We manipulated the participants’ motivated state via social pressure. Each experimental session was composed of six blocks, during which subjects could either play alone or accompanied by another simulated player. Within this illusion, the amount of reward obtained by the participant and by his/her companion was reported at the end of each trial. The previous ten trial ranking for the two players was shown briefly every nine trials. However, no specific mention to competition was ever made to the subjects in the instruction, and any such assumption reported by the player was immediately rejected by the experimenter.

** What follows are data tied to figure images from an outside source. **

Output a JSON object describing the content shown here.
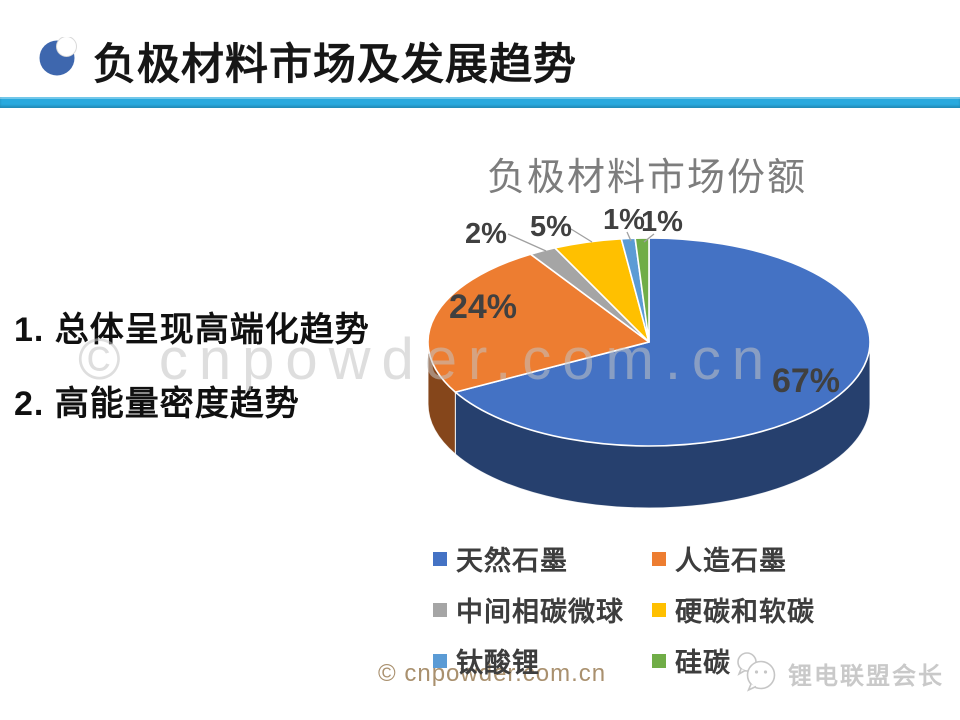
{
  "slide": {
    "title": "负极材料市场及发展趋势",
    "accent_bar_color": "#29A9DE",
    "bullet_icon_color": "#3E67AE",
    "points": [
      "1. 总体呈现高端化趋势",
      "2. 高能量密度趋势"
    ],
    "watermark_center": "© cnpowder.com.cn",
    "footer_watermark": "© cnpowder.com.cn",
    "footer_watermark_color": "#a9906e",
    "brand_badge": "锂电联盟会长",
    "brand_color": "#c9c9c9"
  },
  "chart_data": {
    "type": "pie",
    "style": "3d",
    "title": "负极材料市场份额",
    "unit": "%",
    "legend_position": "bottom",
    "start_angle_deg": 0,
    "direction": "clockwise",
    "series": [
      {
        "name": "天然石墨",
        "value": 67,
        "color": "#4472C4"
      },
      {
        "name": "人造石墨",
        "value": 24,
        "color": "#ED7D31"
      },
      {
        "name": "中间相碳微球",
        "value": 2,
        "color": "#A5A5A5"
      },
      {
        "name": "硬碳和软碳",
        "value": 5,
        "color": "#FFC000"
      },
      {
        "name": "钛酸锂",
        "value": 1,
        "color": "#5B9BD5"
      },
      {
        "name": "硅碳",
        "value": 1,
        "color": "#70AD47"
      }
    ],
    "labels": [
      "67%",
      "24%",
      "2%",
      "5%",
      "1%",
      "1%"
    ]
  }
}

The results show that despite the experimenter’s denial on competition, the subjects end-point error diminished proportionally to the skill of the accompanying player, meaning that although not consciously, subjects cared about their own performance. The main behavioural result was an increase of the time to peak velocity and global movement time between the baseline (play alone) condition and any accompanying condition, irrespective of the opponent’s skill. This could be viewed as a simple adaptive process of trade-off between precision and time, however, other effects on the movement amplitude became significant when the skill of the companion player was clearly unattainable, such as a reduction of the amplitude, therefore escaping the traditional context of the speed-accuracy trade-off.
To further investigate the dynamics of adaptation under baseline and motivated conditions, we developed a generative computational model of decision-making and motor control, based on the optimization of the trade-off between the benefits and costs associated to a movement. Remarkably, the predictions of this model show that this optimization depends on the motivational context where the movements and the choices between them are performed. Although further research remains to be performed to understand the specific intricacies of this relationship between motor control theory and motivated states, this suggests that this inter-relation between internal physiological dynamics and motor behaviour is more than a simple modulation of the vigour of movement.